American politician (born 1946)

Rosita C. Youngblood (born December 20, 1946) is a former Democratic member of the Pennsylvania House of Representatives, representing the 198th District from 1994 until 2020. She was the first black woman to hold a position in Pennsylvania House leadership. She was elected to the House in a special election on April 5, 1994 to fill a vacancy. She held her seat until retirement in 2020.

==Ward leader==
Youngblood was the Ward Leader of the 13th Ward Democratic Executive Committee for 34 years, elected in 1986.

==Negro Mountain==
In July 2007, Youngblood called for the renaming of Negro Mountain.

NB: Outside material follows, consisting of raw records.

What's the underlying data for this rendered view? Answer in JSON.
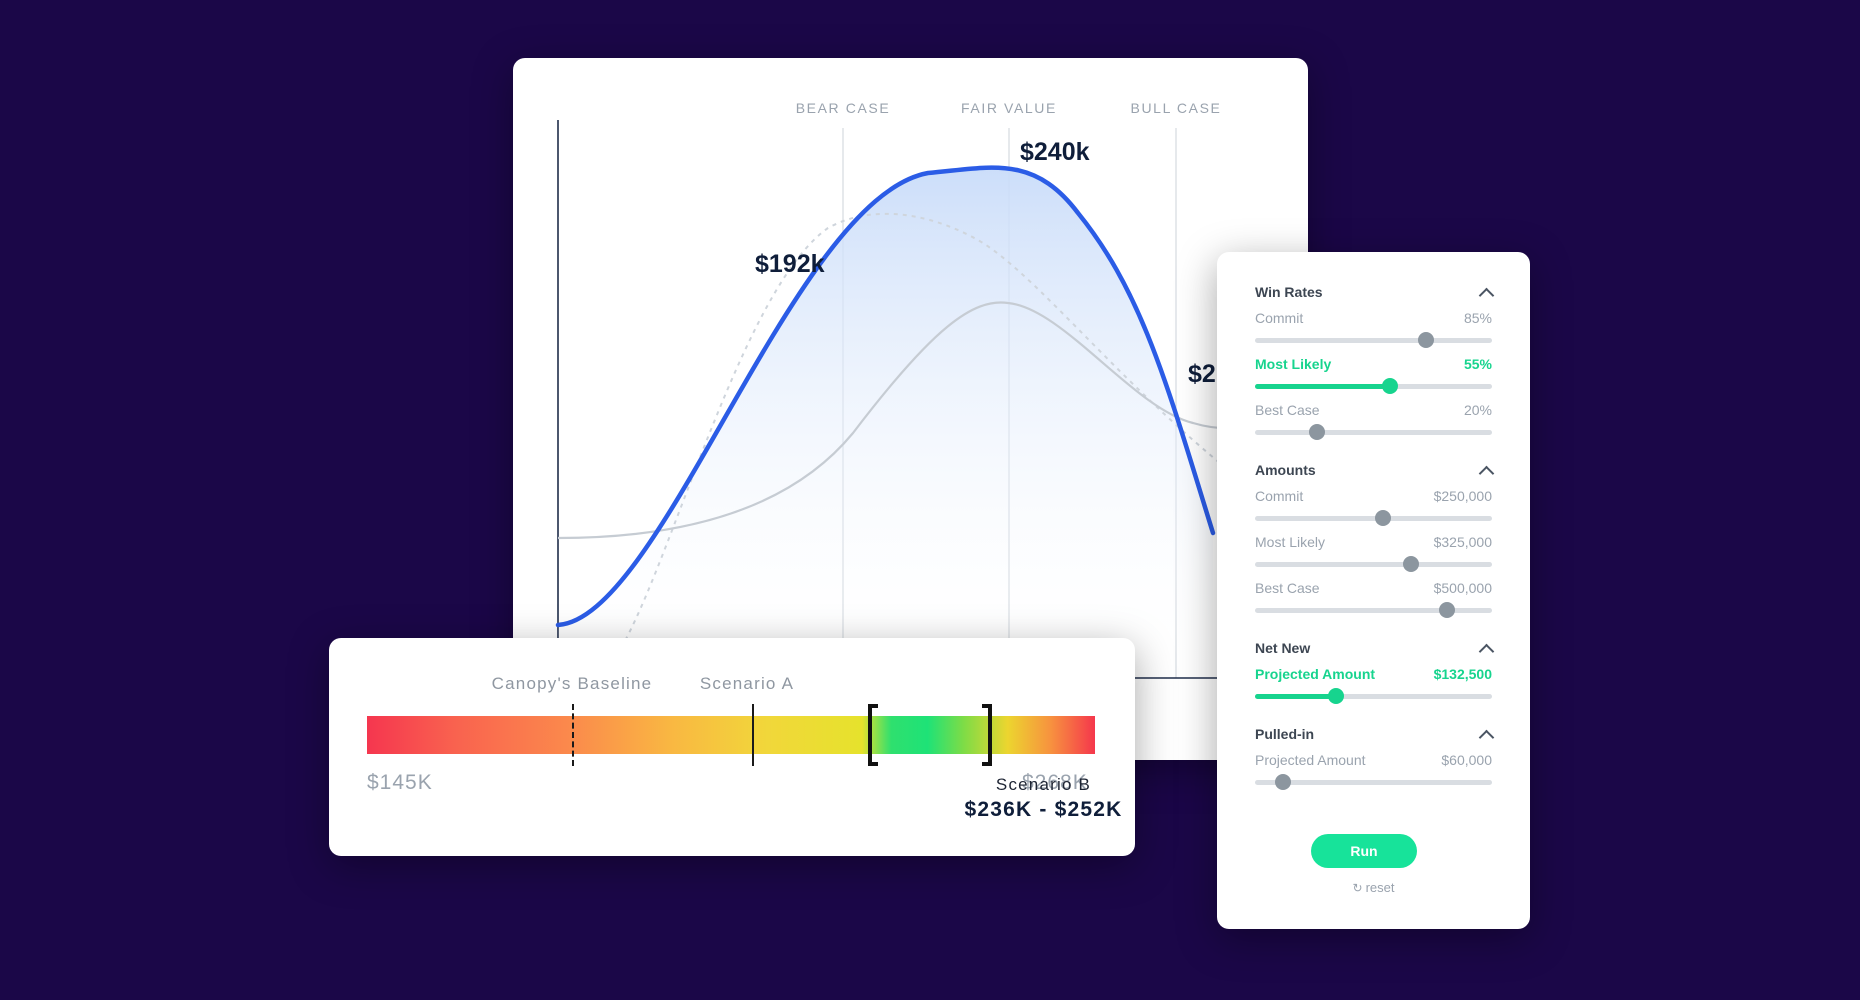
{
  "chart": {
    "zones": [
      "BEAR CASE",
      "FAIR VALUE",
      "BULL CASE"
    ],
    "value_labels": [
      "$192k",
      "$240k",
      "$2"
    ]
  },
  "range": {
    "baseline_label": "Canopy's Baseline",
    "scenario_a_label": "Scenario A",
    "min_label": "$145K",
    "max_label": "$268K",
    "scenario_b_name": "Scenario B",
    "scenario_b_range": "$236K - $252K"
  },
  "panel": {
    "win_rates": {
      "title": "Win Rates",
      "rows": [
        {
          "label": "Commit",
          "value": "85%",
          "level": 0.72
        },
        {
          "label": "Most Likely",
          "value": "55%",
          "level": 0.57
        },
        {
          "label": "Best Case",
          "value": "20%",
          "level": 0.26
        }
      ]
    },
    "amounts": {
      "title": "Amounts",
      "rows": [
        {
          "label": "Commit",
          "value": "$250,000",
          "level": 0.54
        },
        {
          "label": "Most Likely",
          "value": "$325,000",
          "level": 0.66
        },
        {
          "label": "Best Case",
          "value": "$500,000",
          "level": 0.81
        }
      ]
    },
    "net_new": {
      "title": "Net New",
      "rows": [
        {
          "label": "Projected Amount",
          "value": "$132,500",
          "level": 0.34
        }
      ]
    },
    "pulled_in": {
      "title": "Pulled-in",
      "rows": [
        {
          "label": "Projected Amount",
          "value": "$60,000",
          "level": 0.12
        }
      ]
    },
    "run_label": "Run",
    "reset_label": "reset"
  },
  "colors": {
    "background": "#1b0748",
    "accent_green": "#17d48e",
    "curve_blue": "#2b5ce6"
  }
}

In a news release, she said, "Through a school project, my son and granddaughter first informed me of the name of this range and I found it to be disparaging that we have one of our great works of nature named as such… I find it disheartening for tourists who visit this range to see the plaque with the name Negro Mountain displayed on the mountainside."

On 1 August 2007, Youngblood and other lawmakers introduced House Resolution No. 378 resolving that the governor "form a commission …to study the naming of Negro Mountain and Mount Davis …[to] adopt names that accurately reflect the history of the region and the heroism displayed by the African American in the Negro Mountain conflict of 1756" and accordingly to alter "brochures, plaques and signs [to] accurately reflect the facts of this heroic historical event". (The 1921 naming of Mount Davis is now also considered controversial because it honors the white settler who once owned the land, rather than the colonial African-American.)